Kur'an-ı Kerim ve Türkçe Meali Sayfa 233
98. O, kıyâmet günü de kavminin önüne düşecektir ve artık onları ateşe götürmüş, gitmiştir ve vardıkları yer, ne de kötü yerdir.
99. Burada da lânete uğradılar, kıyâmet gününde de. Şu bağışlanan bağış, ne de kötü bağıştır.
100. Bunlar, mâceralarını sana hikâye ettiğimiz şehirlere âit haberler; o şehirlerden harâbeleri hâlâ duranlar var, biçilmiş ekin gibi yerle bir olanlar, eseri bile kalmayanlar var.
101. Biz zulmetmedik onlara, fakat onlar, kendi kendilerine zulmettiler; Rabbinin emri gelince, Allah'ı bırakıp da kulluk ettikleri tanrıları, onlara hiçbir fayda veremedi ve ziyanlarını arttırmaktan başka bir şey yapamadı.
102. İşte Rabbin, zulmeden şehirleri böyle alıverir, aldığı, azâbına uğrattığı zaman da şüphe yok ki onun kavrayışı pek elemlidir, pek çetindir.
103. Gerçekten de bunda, âhiret azâbından korkanlara bir ibret var; o gün, bütün insanların bir araya toplanacağı bir gündür ve bütün insanların hazır olacağı bir gün.

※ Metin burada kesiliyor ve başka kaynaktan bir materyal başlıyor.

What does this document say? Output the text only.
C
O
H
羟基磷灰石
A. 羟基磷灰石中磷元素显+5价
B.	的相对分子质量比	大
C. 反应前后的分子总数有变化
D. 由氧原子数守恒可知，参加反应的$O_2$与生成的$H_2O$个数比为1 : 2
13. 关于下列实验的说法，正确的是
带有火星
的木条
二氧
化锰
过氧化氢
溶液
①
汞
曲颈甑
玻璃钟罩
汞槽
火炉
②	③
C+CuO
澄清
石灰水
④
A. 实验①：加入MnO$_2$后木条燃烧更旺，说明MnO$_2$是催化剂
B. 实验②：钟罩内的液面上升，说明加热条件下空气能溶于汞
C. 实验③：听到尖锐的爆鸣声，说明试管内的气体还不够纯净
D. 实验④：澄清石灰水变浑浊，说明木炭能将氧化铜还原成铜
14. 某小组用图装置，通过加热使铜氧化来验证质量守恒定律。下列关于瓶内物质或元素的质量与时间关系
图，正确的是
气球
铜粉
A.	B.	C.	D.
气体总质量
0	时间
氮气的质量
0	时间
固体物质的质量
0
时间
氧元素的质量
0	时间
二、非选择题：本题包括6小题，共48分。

104. Ve biz o günün gelip çatmasını, ancak sayılı bir müddet için geciktiririz.
105. O gün geldi mi hiçbir kimse, Rabbinin izni olmaksızın konuşamaz; onların bir kısmı kutsuzdur, bir kısmı kutlu.
106. Ama kutsuz olanlar, gerçekten de ateştedir, onların inliyerek nefes almaları da oradadır, biten bir inilti gibi nefes vermeleri de.
107. Rabbinin dilediğinden başka hepsi de orada ebedî kalır göklerle yeryüzü durdukça; şüphe yok ki Rabbin, dilediğini dilediği gibi yapar.
108. Ama kutlu olanlarsa cennettedir, orada ebedî kalır Rabbinin dilediğinden başka hepsi, gökler ve yeryüzü durdukça; bitip tükenmesi olmayan bir bağıştır bu.